Module Check
You have covered a lot of ground. You started with a loose analogy to the brain and ended with the real limitations of systems that power modern AI. In between, you built up a precise picture of what a neural network actually is — not a mystery, not magic, but a structured mathematical system that finds patterns in data by adjusting millions of numbers until its predictions improve. Let's make sure every piece is solid before you move on. This review covers all eight lessons; if anything here feels uncertain, revisit that lesson before continuing.
Key Terms Review
Flashcards — click each card to reveal the answer
Module Quiz
A biological neuron fires when its combined incoming signals exceed a threshold. What is the artificial equivalent of this threshold behavior?
A network has 512 inputs, one hidden layer of 256 neurons, and 10 outputs. How many weight connections are there between the input and hidden layers?
During a forward pass for classification, the output layer produces these raw values: [2.1, 0.4, -1.3]. After softmax, the values sum to exactly 1. Which class does the network predict?
Training loss starts high and decreases over many epochs. Then training loss keeps going down, but validation loss starts going UP. What is happening?
A facial recognition system trained primarily on lighter-skin images is deployed in a school with a diverse student body. What is the most likely failure mode, and why?
What is the key difference between a network with 2 hidden layers and one with 50 hidden layers?
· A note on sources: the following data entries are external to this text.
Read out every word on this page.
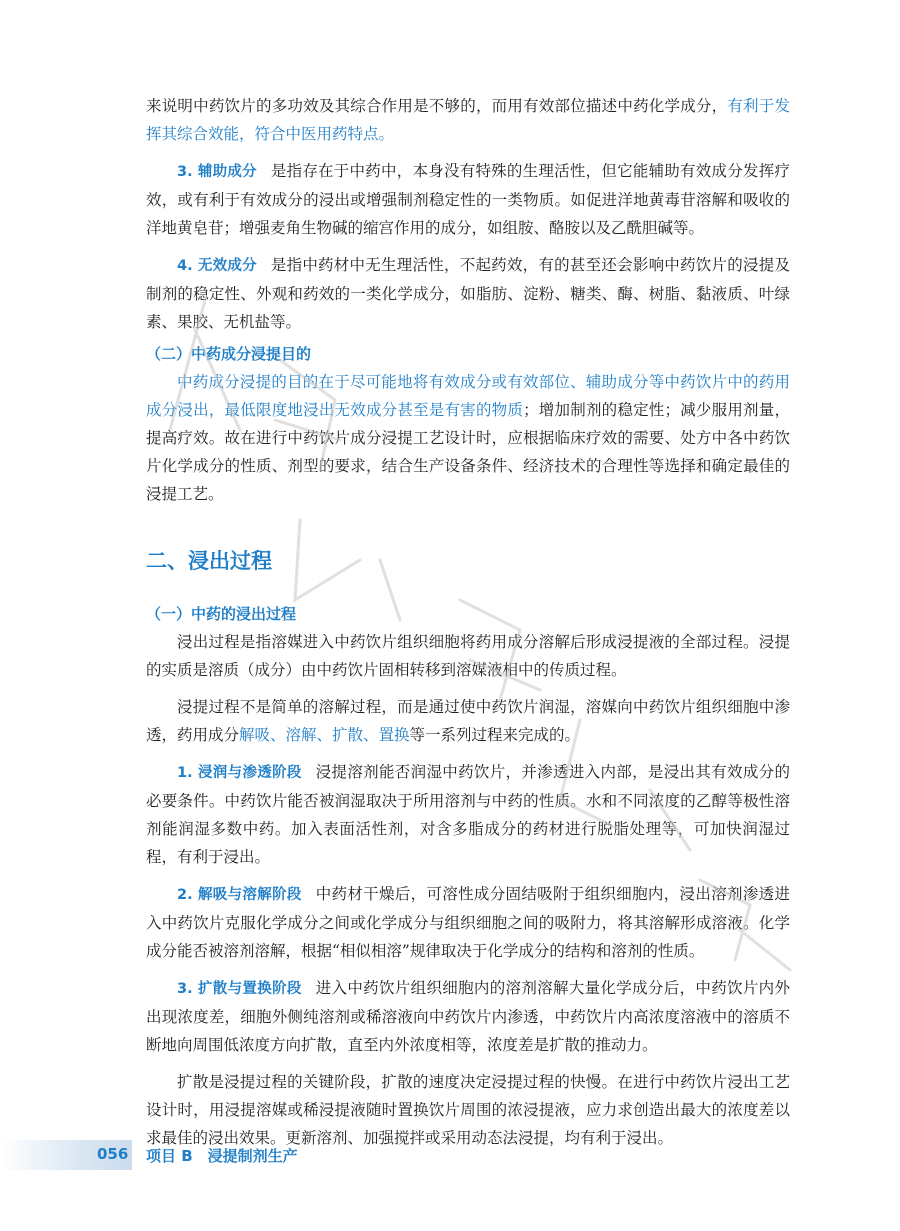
来说明中药饮片的多功效及其综合作用是不够的，而用有效部位描述中药化学成分，有利于发挥其综合效能，符合中医用药特点。

3. 辅助成分 是指存在于中药中，本身没有特殊的生理活性，但它能辅助有效成分发挥疗效，或有利于有效成分的浸出或增强制剂稳定性的一类物质。如促进洋地黄毒苷溶解和吸收的洋地黄皂苷；增强麦角生物碱的缩宫作用的成分，如组胺、酪胺以及乙酰胆碱等。

4. 无效成分 是指中药材中无生理活性，不起药效，有的甚至还会影响中药饮片的浸提及制剂的稳定性、外观和药效的一类化学成分，如脂肪、淀粉、糖类、酶、树脂、黏液质、叶绿素、果胶、无机盐等。

（二）中药成分浸提目的

中药成分浸提的目的在于尽可能地将有效成分或有效部位、辅助成分等中药饮片中的药用成分浸出，最低限度地浸出无效成分甚至是有害的物质；增加制剂的稳定性；减少服用剂量，提高疗效。故在进行中药饮片成分浸提工艺设计时，应根据临床疗效的需要、处方中各中药饮片化学成分的性质、剂型的要求，结合生产设备条件、经济技术的合理性等选择和确定最佳的浸提工艺。

二、浸出过程

（一）中药的浸出过程

浸出过程是指溶媒进入中药饮片组织细胞将药用成分溶解后形成浸提液的全部过程。浸提的实质是溶质（成分）由中药饮片固相转移到溶媒液相中的传质过程。

浸提过程不是简单的溶解过程，而是通过使中药饮片润湿，溶媒向中药饮片组织细胞中渗透，药用成分解吸、溶解、扩散、置换等一系列过程来完成的。

1. 浸润与渗透阶段 浸提溶剂能否润湿中药饮片，并渗透进入内部，是浸出其有效成分的必要条件。中药饮片能否被润湿取决于所用溶剂与中药的性质。水和不同浓度的乙醇等极性溶剂能润湿多数中药。加入表面活性剂，对含多脂成分的药材进行脱脂处理等，可加快润湿过程，有利于浸出。

2. 解吸与溶解阶段 中药材干燥后，可溶性成分固结吸附于组织细胞内，浸出溶剂渗透进入中药饮片克服化学成分之间或化学成分与组织细胞之间的吸附力，将其溶解形成溶液。化学成分能否被溶剂溶解，根据“相似相溶”规律取决于化学成分的结构和溶剂的性质。

3. 扩散与置换阶段 进入中药饮片组织细胞内的溶剂溶解大量化学成分后，中药饮片内外出现浓度差，细胞外侧纯溶剂或稀溶液向中药饮片内渗透，中药饮片内高浓度溶液中的溶质不断地向周围低浓度方向扩散，直至内外浓度相等，浓度差是扩散的推动力。

扩散是浸提过程的关键阶段，扩散的速度决定浸提过程的快慢。在进行中药饮片浸出工艺设计时，用浸提溶媒或稀浸提液随时置换饮片周围的浓浸提液，应力求创造出最大的浓度差以求最佳的浸出效果。更新溶剂、加强搅拌或采用动态法浸提，均有利于浸出。

056 项目 B　浸提制剂生产
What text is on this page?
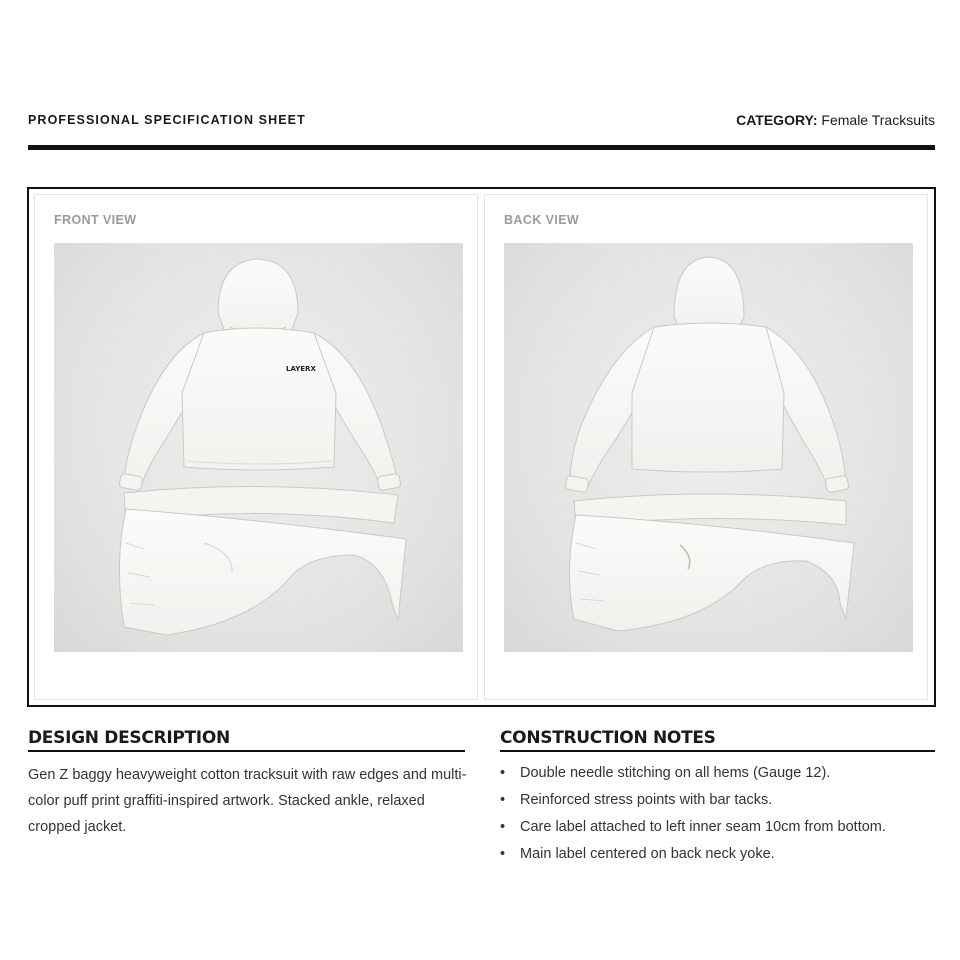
PROFESSIONAL SPECIFICATION SHEET	CATEGORY: Female Tracksuits
FRONT VIEW
LAYERX
BACK VIEW
DESIGN DESCRIPTION
Gen Z baggy heavyweight cotton tracksuit with raw edges and multi-color puff print graffiti-inspired artwork. Stacked ankle, relaxed cropped jacket.
CONSTRUCTION NOTES
• Double needle stitching on all hems (Gauge 12).
• Reinforced stress points with bar tacks.
• Care label attached to left inner seam 10cm from bottom.
• Main label centered on back neck yoke.
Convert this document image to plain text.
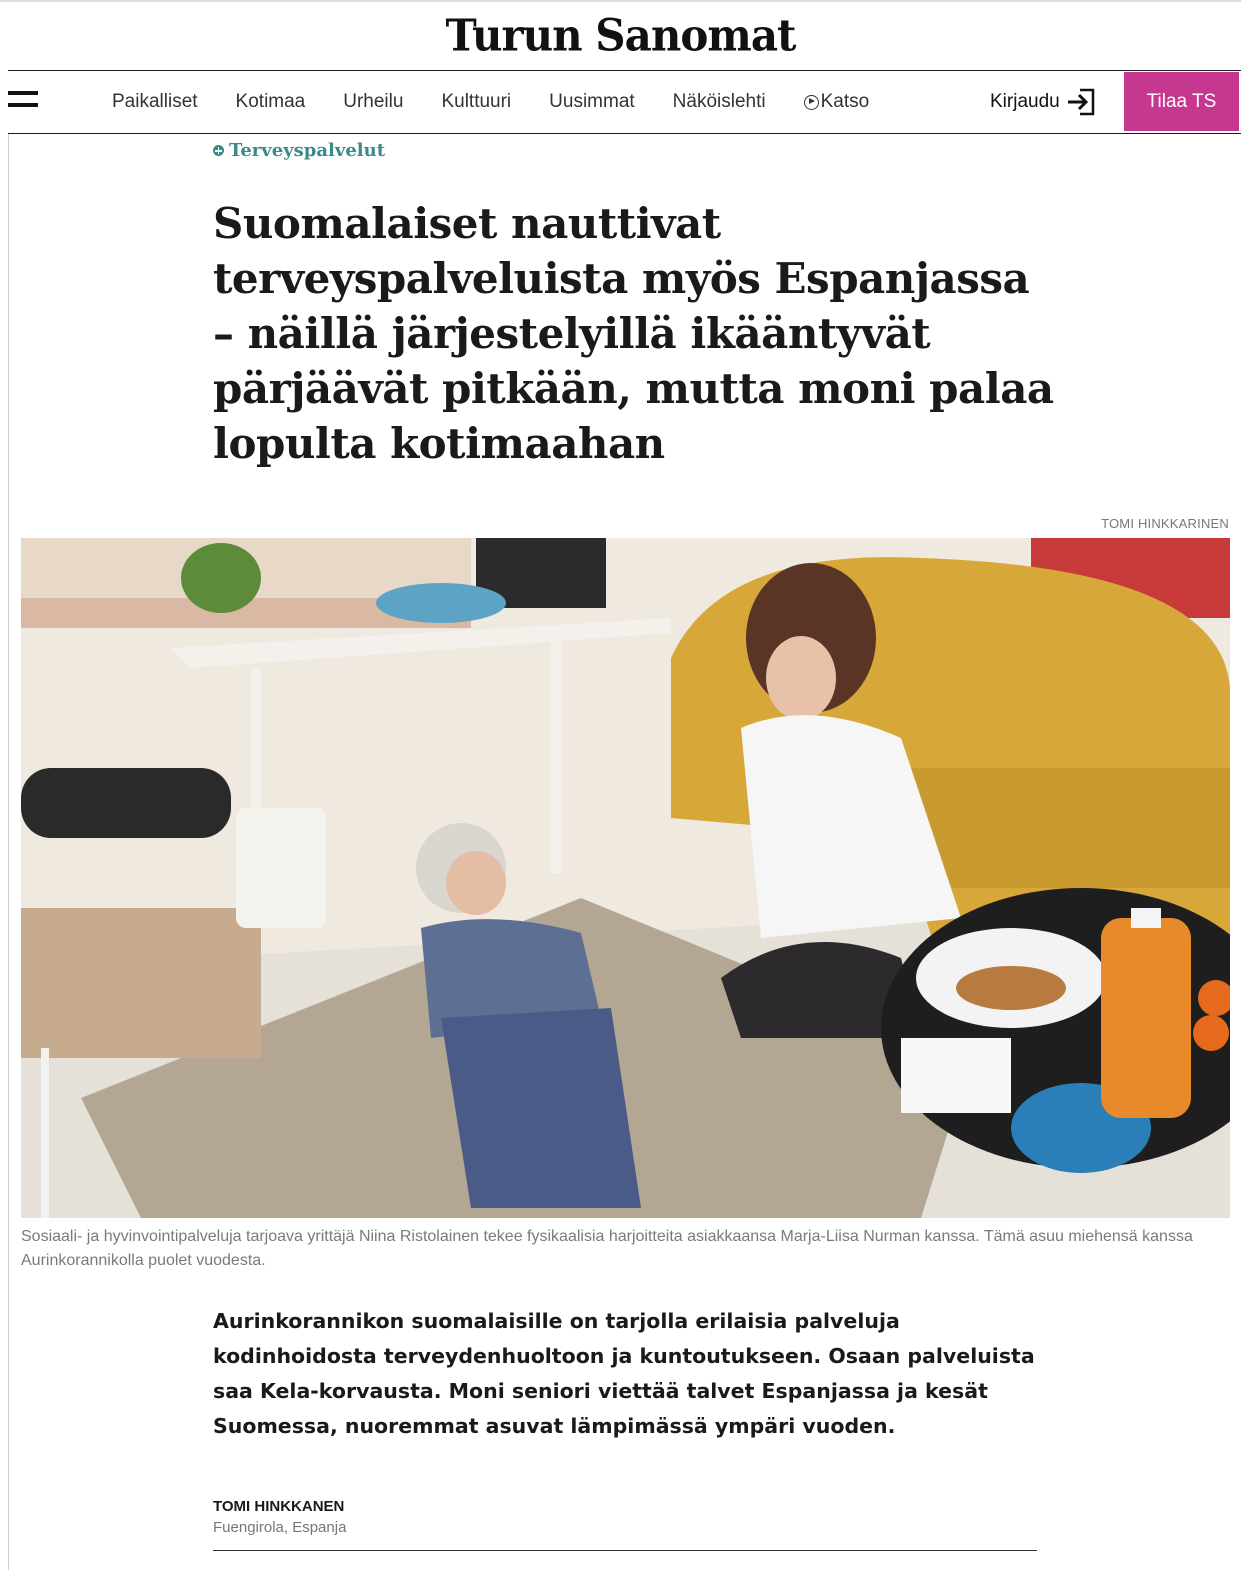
Turun Sanomat
Paikalliset Kotimaa Urheilu Kulttuuri Uusimmat Näköislehti	Katso	Kirjaudu	Tilaa TS
Terveyspalvelut
Suomalaiset nauttivat terveyspalveluista myös Espanjassa – näillä järjestelyillä ikääntyvät pärjäävät pitkään, mutta moni palaa lopulta kotimaahan
TOMI HINKKARINEN

Sosiaali- ja hyvinvointipalveluja tarjoava yrittäjä Niina Ristolainen tekee fysikaalisia harjoitteita asiakkaansa Marja-Liisa Nurman kanssa. Tämä asuu miehensä kanssa Aurinkorannikolla puolet vuodesta.

Aurinkorannikon suomalaisille on tarjolla erilaisia palveluja kodinhoidosta terveydenhuoltoon ja kuntoutukseen. Osaan palveluista saa Kela-korvausta. Moni seniori viettää talvet Espanjassa ja kesät Suomessa, nuoremmat asuvat lämpimässä ympäri vuoden.

TOMI HINKKANEN
Fuengirola, Espanja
A neural network is a mathematical system built from simple units called artificial neurons. Each neuron computes a weighted sum of its inputs plus a bias and passes the result through an activation function. Neurons are organized into layers: input, hidden, and output. The weights are the network's memory — they encode everything learned from training data. The forward pass is how a prediction is made; backpropagation is how weights are adjusted to reduce error. Deep networks build hierarchical representations across many layers. And every one of these systems has honest limits: they need data, they can fail on new distributions, they can be fooled, and they do not understand anything. Knowing all of this puts you ahead of most adults who talk about AI.
Capstone: Explain It to Someone Who Missed the Module
- Write a one-page explanation of neural networks for someone your age who has not taken this module. Your explanation must include:
- 1. What an artificial neuron is and what it computes (use the formula in plain words)
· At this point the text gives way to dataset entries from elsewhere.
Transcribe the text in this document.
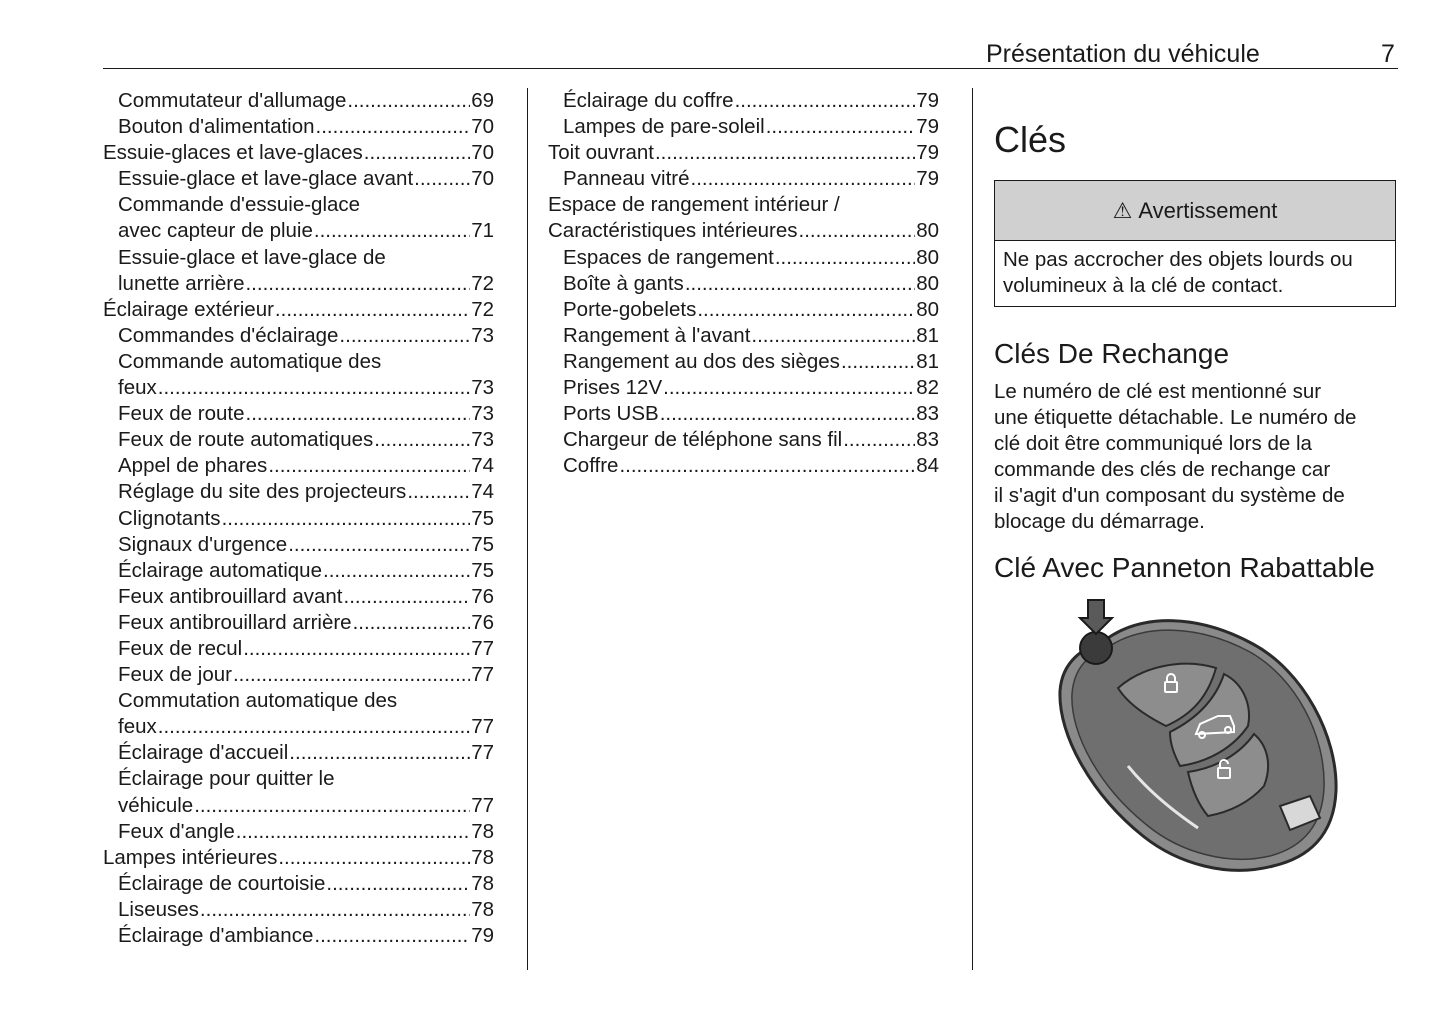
Présentation du véhicule	7
Commutateur d'allumage .....	69
Bouton d'alimentation .....	70
Essuie-glaces et lave-glaces .....	70
Essuie-glace et lave-glace avant .....	70
Commande d'essuie-glace
avec capteur de pluie .....	71
Essuie-glace et lave-glace de
lunette arrière .....	72
Éclairage extérieur .....	72
Commandes d'éclairage .....	73
Commande automatique des
feux .....	73
Feux de route .....	73
Feux de route automatiques .....	73
Appel de phares .....	74
Réglage du site des projecteurs .....	74
Clignotants .....	75
Signaux d'urgence .....	75
Éclairage automatique .....	75
Feux antibrouillard avant .....	76
Feux antibrouillard arrière .....	76
Feux de recul .....	77
Feux de jour .....	77
Commutation automatique des
feux .....	77
Éclairage d'accueil .....	77
Éclairage pour quitter le
véhicule .....	77
Feux d'angle .....	78
Lampes intérieures .....	78
Éclairage de courtoisie .....	78
Liseuses .....	78
Éclairage d'ambiance .....	79
Éclairage du coffre .....	79
Lampes de pare-soleil .....	79
Toit ouvrant .....	79
Panneau vitré .....	79
Espace de rangement intérieur /
Caractéristiques intérieures .....	80
Espaces de rangement .....	80
Boîte à gants .....	80
Porte-gobelets .....	80
Rangement à l'avant .....	81
Rangement au dos des sièges .....	81
Prises 12V .....	82
Ports USB .....	83
Chargeur de téléphone sans fil .....	83
Coffre .....	84
Clés
⚠ Avertissement
Ne pas accrocher des objets lourds ou
volumineux à la clé de contact.
Clés De Rechange
Le numéro de clé est mentionné sur
une étiquette détachable. Le numéro de
clé doit être communiqué lors de la
commande des clés de rechange car
il s'agit d'un composant du système de
blocage du démarrage.
Clé Avec Panneton Rabattable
- 2. How layers work and why hidden layers matter
- 3. What weights are and what it means for them to 'learn'
- 4. A one-sentence description of the forward pass
- 5. A one-sentence description of backpropagation
- 6. One genuine limitation of neural networks — and why it matters
- Do not use jargon without defining it. Write as if this is the first time your reader has encountered these ideas. When you are done, trade explanations with a classmate and circle any term they defined incorrectly or any point that was unclear. Then revise.